FrontPage/2024-09-22
Tag: 映画
自己防衛のための自己犠牲
アキ・カウリスマキの「街のあかり」を観て、主人公コイスティネン(男優はヤンネ・フーティアイネン)が自分を陥れた美女ミルヤの不正を暴露せずに罪をかぶって服役し、出所後になんとか得ることのできた職場(レストラン)で出くわし、それ故にせっかく得た仕事も追われることになっても、ミルヤの不正をあばかなかったことの心理を分析してみました。

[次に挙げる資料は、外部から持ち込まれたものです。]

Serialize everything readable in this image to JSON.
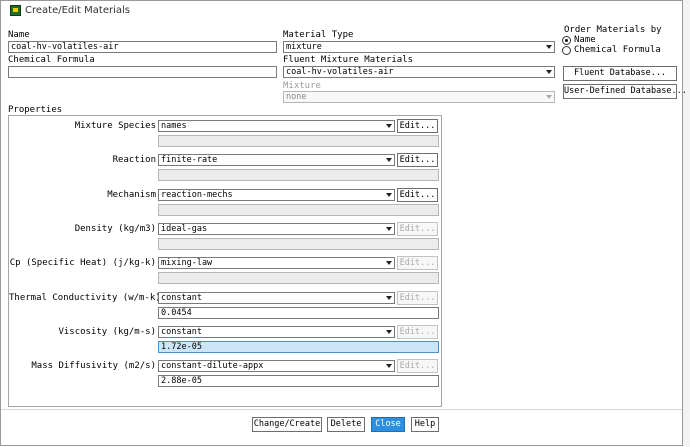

コイスティネンのミルヤへの忠誠的な庇い(かばい)には、彼の内面的な孤独と自己価値の問題が深く関わっていると考えられます。
孤独と自己価値の問題
コイスティネンは映画の中で非常に孤独な存在として描かれています。彼は友人も恋人もおらず、社会から疎外された存在です。このような状況下で、ミルヤとの関係は彼にとって唯一の人とのつながりとなります。たとえその関係が偽りであっても、彼にとっては重要な意味があったのでしょう。
ミルヤへの依存と恐れ、そして願望
ミルヤの不正を暴露することは、コイスティネンにとって彼女からの明確な拒絶を意味します。彼は、ミルヤが自分を利用していることを知りながらも、その関係を失うことを恐れたのです。これは、彼が他者から受け入れられないという自己像を持っているためでしょう。ミルヤとの関係が終わることで、彼は再び完全な孤独に戻ることを恐れたのです。また、ミルヤも根っからの悪人ではなく、愛人であるボスの命令に逆らえずコイスティネンを陥れたことに罪悪感を持っています。そういったミルヤの思いを無意識に感じ取って、ミルヤの不正を暴かないことで、自分の元にミルヤが戻ってくるという無意識の願望に期待したかったのかも知れません。
忠誠と自己犠牲
コイスティネンのミルヤへの忠誠は、自己犠牲の一形態とも言えます。彼は、自分が犠牲になることでミルヤを守ろうとしますが、これは彼自身の価値を見出すための行動でもあります。彼の行動は、自己価値を他者に認めてもらうためのものであり、ミルヤに対する忠誠はその一環として理解できます。
私見まとめ
コイスティネンの行動は、彼の孤独と自己価値の問題から来るものであり、ミルヤからの明確な拒絶を恐れる心理が働いていると考えられます。彼の忠誠的な庇いは、他者から受け入れられない自己を守るためのものであり、ミルヤとの関係を失うことへの恐れがその根底にあるのではないでしょうか。